The problem is that cohabitation doesn’t work like that. Cohabitation in general lasts an average of two years and is popular precisely because it provides easy access to sex without the legal,moral, and social commitments that marriage entails.

True, not all cohabitation is the same. The most unstable is the kind of serial cohabitation of those for whom cohabitation is an alternative, rather than a prelude to marriage. But the main justification given by the announcer for cohabitation was that it gives the couple a chance to try out the relationship, a kind of unofficial trial marriage. The problem is that it doesn’t work that way. The chances of such an arrangement being followed by a lasting marriage are lower than for a couple who do not live together prior to marriage. The results are closer to all the other alternatives to marriage in their effects on the relationship’s longevity and the outcomes for the children.

Cohabitation after engagement – a kind of live-in engagement – does not have these negative consequences, according to one piece of recent research. But the clear message of the now substantial body of research on cohabitation is that there is no evidence whatever that, in any form, it has any positive effects on subsequent marriage, as the announcers seemed to think. Indeed, the longer a couple cohabits prior to marriage, in general, the shorter the time the marriage will last.

Of course, all such statistics deal in averages and point to risk and protective factors for children and the adults who have them. They do not determine outcomes with any kind of inevitability in individual cases.

What particularly appalled me, though, was the message given to the billions who (apparently) watched, that living together prior to marriage – for years, not weeks, even – is the preferred and mature way to approach marriage.

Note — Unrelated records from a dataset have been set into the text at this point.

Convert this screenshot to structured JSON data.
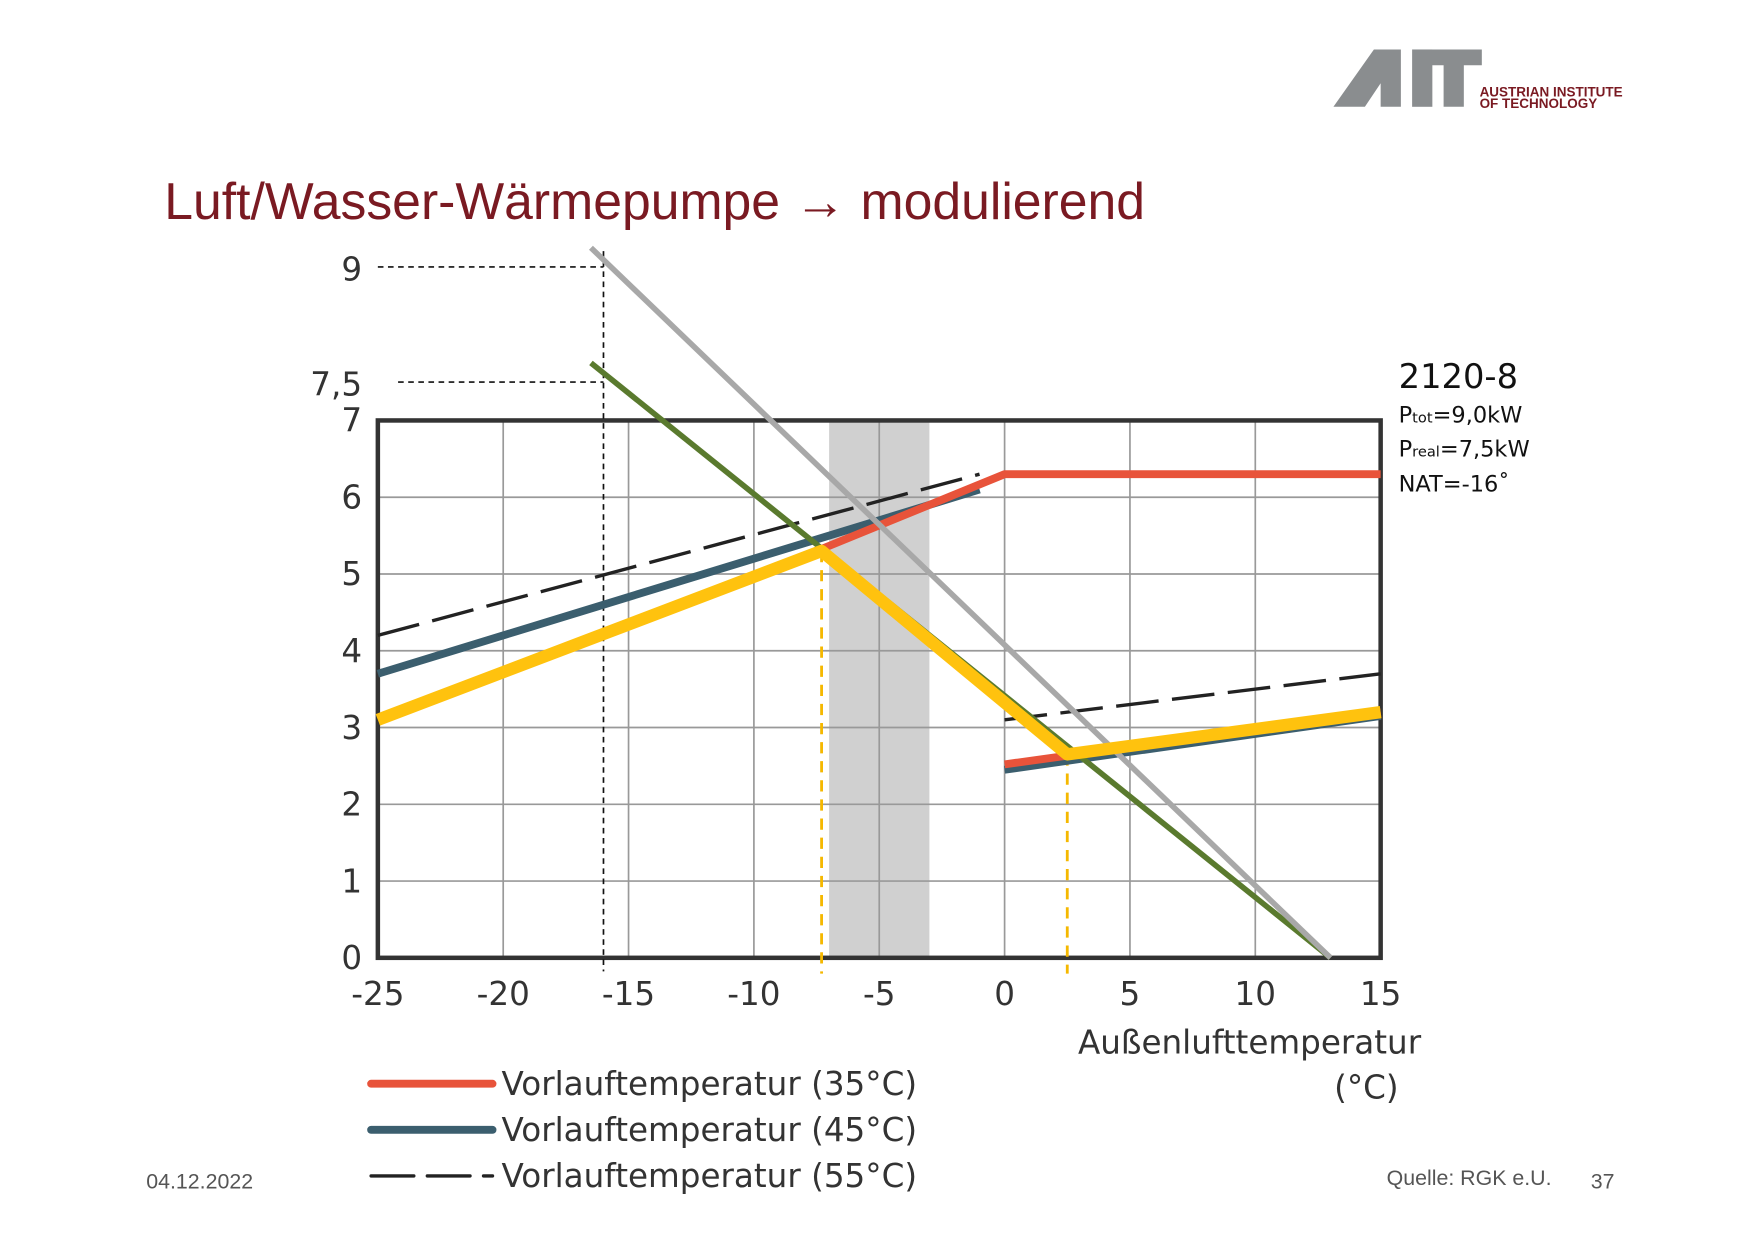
{
  "header": {
    "logo_line1": "AUSTRIAN INSTITUTE",
    "logo_line2": "OF TECHNOLOGY"
  },
  "title": "Luft/Wasser-Wärmepumpe → modulierend",
  "chart_data": {
    "type": "line",
    "xlim": [
      -25,
      15
    ],
    "ylim": [
      0,
      7
    ],
    "xticks": [
      -25,
      -20,
      -15,
      -10,
      -5,
      0,
      5,
      10,
      15
    ],
    "yticks": [
      0,
      1,
      2,
      3,
      4,
      5,
      6,
      7
    ],
    "grid": true,
    "xlabel": [
      "Außenlufttemperatur",
      "(°C)"
    ],
    "span": {
      "x": [
        -7,
        -3
      ],
      "color": "#d0d0d0"
    },
    "y_marks": [
      {
        "value": 9,
        "label": "9"
      },
      {
        "value": 7.5,
        "label": "7,5"
      }
    ],
    "x_mark": {
      "value": -16,
      "color": "#111"
    },
    "vlines": [
      {
        "x": -7.3,
        "top": 5.3,
        "color": "#f5b800"
      },
      {
        "x": 2.5,
        "top": 2.65,
        "color": "#f5b800"
      }
    ],
    "series": [
      {
        "name": "Vorlauftemperatur (35°C)",
        "color": "#e8533a",
        "width": 7,
        "x": [
          -7.5,
          0,
          15,
          15,
          0,
          15
        ],
        "values": [
          5.3,
          6.3,
          6.3,
          null,
          2.52,
          3.2
        ]
      },
      {
        "name": "Vorlauftemperatur (45°C)",
        "color": "#3b5e6e",
        "width": 7,
        "x": [
          -25,
          -1,
          0,
          0,
          15
        ],
        "values": [
          3.7,
          6.1,
          null,
          2.45,
          3.15
        ]
      },
      {
        "name": "Vorlauftemperatur (55°C)",
        "color": "#222222",
        "width": 3,
        "dash": true,
        "x": [
          -25,
          -1,
          0,
          0,
          15
        ],
        "values": [
          4.2,
          6.3,
          null,
          3.1,
          3.7
        ]
      },
      {
        "color": "#ffc20e",
        "width": 11,
        "x": [
          -25,
          -7.3,
          2.5,
          15
        ],
        "values": [
          3.1,
          5.3,
          2.65,
          3.2
        ]
      },
      {
        "color": "#5a7a2e",
        "width": 5,
        "x": [
          -16.5,
          13
        ],
        "values": [
          7.75,
          0
        ]
      },
      {
        "color": "#a8a8a8",
        "width": 5,
        "x": [
          -16.5,
          13
        ],
        "values": [
          9.25,
          0
        ]
      }
    ]
  },
  "info": {
    "model": "2120-8",
    "ptot": [
      "P",
      "tot",
      "=9,0kW"
    ],
    "preal": [
      "P",
      "real",
      "=7,5kW"
    ],
    "nat": "NAT=-16˚"
  },
  "footer": {
    "date": "04.12.2022",
    "source": "Quelle: RGK e.U.",
    "page": "37"
  }
}
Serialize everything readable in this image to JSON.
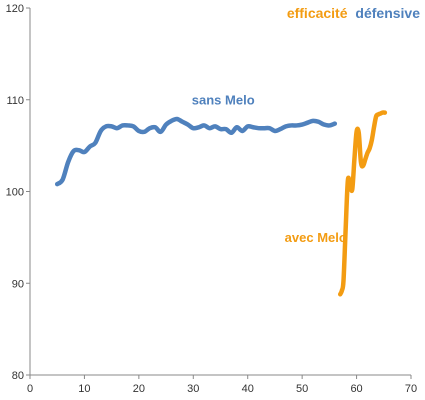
{
  "chart_data": {
    "type": "line",
    "title": {
      "part1": "efficacité",
      "part2": "défensive",
      "part1_color": "#f39c12",
      "part2_color": "#4f81bd"
    },
    "xlim": [
      0,
      70
    ],
    "ylim": [
      80,
      120
    ],
    "x_ticks": [
      0,
      10,
      20,
      30,
      40,
      50,
      60,
      70
    ],
    "y_ticks": [
      80,
      90,
      100,
      110,
      120
    ],
    "grid": false,
    "series": [
      {
        "name": "sans Melo",
        "color": "#4f81bd",
        "x": [
          5,
          6,
          7,
          8,
          9,
          10,
          11,
          12,
          13,
          14,
          15,
          16,
          17,
          18,
          19,
          20,
          21,
          22,
          23,
          24,
          25,
          26,
          27,
          28,
          29,
          30,
          31,
          32,
          33,
          34,
          35,
          36,
          37,
          38,
          39,
          40,
          41,
          42,
          43,
          44,
          45,
          46,
          47,
          48,
          49,
          50,
          51,
          52,
          53,
          54,
          55,
          56
        ],
        "values": [
          100.8,
          101.3,
          103.2,
          104.4,
          104.5,
          104.3,
          104.9,
          105.3,
          106.6,
          107.1,
          107.1,
          106.9,
          107.2,
          107.2,
          107.1,
          106.6,
          106.5,
          106.9,
          107.0,
          106.5,
          107.3,
          107.7,
          107.9,
          107.6,
          107.3,
          106.9,
          107.0,
          107.2,
          106.9,
          107.1,
          106.8,
          106.8,
          106.4,
          107.0,
          106.6,
          107.1,
          107.0,
          106.9,
          106.9,
          106.9,
          106.6,
          106.8,
          107.1,
          107.2,
          107.2,
          107.3,
          107.5,
          107.7,
          107.6,
          107.3,
          107.2,
          107.4
        ]
      },
      {
        "name": "avec Melo",
        "color": "#f39c12",
        "x": [
          57.0,
          57.3,
          57.6,
          58.0,
          58.4,
          58.8,
          59.2,
          59.6,
          60.0,
          60.4,
          60.8,
          61.2,
          61.6,
          62.0,
          62.4,
          62.8,
          63.2,
          63.6,
          64.0,
          64.4,
          64.8,
          65.2
        ],
        "values": [
          88.8,
          89.2,
          90.3,
          96.0,
          101.2,
          100.8,
          100.2,
          103.5,
          106.5,
          106.4,
          103.2,
          102.8,
          103.5,
          104.2,
          104.7,
          105.6,
          107.0,
          108.2,
          108.4,
          108.5,
          108.6,
          108.6
        ]
      }
    ],
    "annotations": [
      {
        "text": "sans Melo",
        "color": "#4f81bd",
        "x": 35.5,
        "y": 109.5
      },
      {
        "text": "avec Melo",
        "color": "#f39c12",
        "x": 52.5,
        "y": 94.5
      }
    ]
  }
}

The one bit, of what I have seen, that I liked was the red L plate prominently affixed to the front of the car in which Prince William drove away his bride. Knowing that this is the sign that learner drivers have to display until they have passed their driving test – and having read that William was a car enthusiast – I was at first puzzled.

I had forgotten that this was an old, if feeble joke that brothers or male friends of the groom played at weddings – the point being that the groom was as yet supposedly inexperienced in his marital duties. A cute touch, but rather flat given the lack of restraint with which the announcers had been discussing the couple’s sex life in their years together prior to marriage. The joke depends on the normative assumption of premarital chastity – however much more honored in the breach than the observance.